[Coco] It's a small win, but a win nonetheless
William Astle
lost at l-w.ca
Sun Mar 12 01:11:16 EST 2017
On 2017-03-11 10:33 PM, Gene Heskett wrote:
> Without fiddling with the rom code. But, I am quite sure the protocol
> includes a start bit AND a stop bit. And the stop bit is probably a few
> microseconds wider than it has to be because its busy at that point,
> fetching the next byte to send. So a loss of sync, giving you an AA
> instead of a 55, (that is a one bit time slippage) may be symptomatic of
> the uC burning too much time putting the previously received byte away.

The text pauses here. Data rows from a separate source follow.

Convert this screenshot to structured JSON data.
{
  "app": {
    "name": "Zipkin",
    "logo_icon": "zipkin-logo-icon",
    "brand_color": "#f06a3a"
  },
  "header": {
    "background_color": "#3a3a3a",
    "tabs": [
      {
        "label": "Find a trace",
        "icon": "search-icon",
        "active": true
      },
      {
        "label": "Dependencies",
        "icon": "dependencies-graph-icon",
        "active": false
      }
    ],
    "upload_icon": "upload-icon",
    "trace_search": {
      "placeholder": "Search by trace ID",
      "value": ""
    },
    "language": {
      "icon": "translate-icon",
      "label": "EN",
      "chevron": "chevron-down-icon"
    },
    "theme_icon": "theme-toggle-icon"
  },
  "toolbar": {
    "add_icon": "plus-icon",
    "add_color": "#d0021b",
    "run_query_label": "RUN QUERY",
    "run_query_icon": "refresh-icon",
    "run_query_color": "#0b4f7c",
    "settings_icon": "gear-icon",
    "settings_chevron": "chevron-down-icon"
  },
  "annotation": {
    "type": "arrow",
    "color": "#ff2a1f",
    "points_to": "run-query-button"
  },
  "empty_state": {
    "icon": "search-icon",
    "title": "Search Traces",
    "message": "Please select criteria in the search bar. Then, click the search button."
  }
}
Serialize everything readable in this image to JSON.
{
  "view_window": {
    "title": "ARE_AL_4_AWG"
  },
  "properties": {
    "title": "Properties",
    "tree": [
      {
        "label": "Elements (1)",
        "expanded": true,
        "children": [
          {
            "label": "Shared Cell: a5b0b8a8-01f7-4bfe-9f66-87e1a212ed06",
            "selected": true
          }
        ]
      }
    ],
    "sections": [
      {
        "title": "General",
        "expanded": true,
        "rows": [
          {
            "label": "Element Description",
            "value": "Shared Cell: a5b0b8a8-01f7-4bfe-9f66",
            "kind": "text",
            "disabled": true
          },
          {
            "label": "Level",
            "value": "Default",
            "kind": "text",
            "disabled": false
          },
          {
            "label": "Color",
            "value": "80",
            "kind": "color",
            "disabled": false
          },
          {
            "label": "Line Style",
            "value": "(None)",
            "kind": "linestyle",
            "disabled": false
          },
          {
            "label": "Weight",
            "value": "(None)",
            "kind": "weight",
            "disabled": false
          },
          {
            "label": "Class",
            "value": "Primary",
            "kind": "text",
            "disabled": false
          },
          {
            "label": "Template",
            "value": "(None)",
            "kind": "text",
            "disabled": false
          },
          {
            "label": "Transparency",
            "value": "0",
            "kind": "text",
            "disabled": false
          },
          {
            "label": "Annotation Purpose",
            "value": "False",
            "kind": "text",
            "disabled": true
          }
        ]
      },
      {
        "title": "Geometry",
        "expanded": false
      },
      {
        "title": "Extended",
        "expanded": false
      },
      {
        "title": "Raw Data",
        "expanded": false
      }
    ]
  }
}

> Optimizing the uC code might be required by dropping into assembler for
> that.
Nope. There are no start or stop bits in the cassette signalling. The
only sync signal at all is the leader of $55 for every block written (in
most cases). It counts the time between zero crossings in the signal to
determine 1 or 0. There's a bit of slop there so a slight delay between
two bytes won't break the signal, nor will a slight bit of extra
processing between bytes when reading. However, anything more than that,
or a case where the tape is stopped and restarted, will require a new
leader. That's why data files have "gaps" (which just means every block
written has a leader) while binary saves of basic programs don't (it can
write all the data in one go with minimal processing between blocks).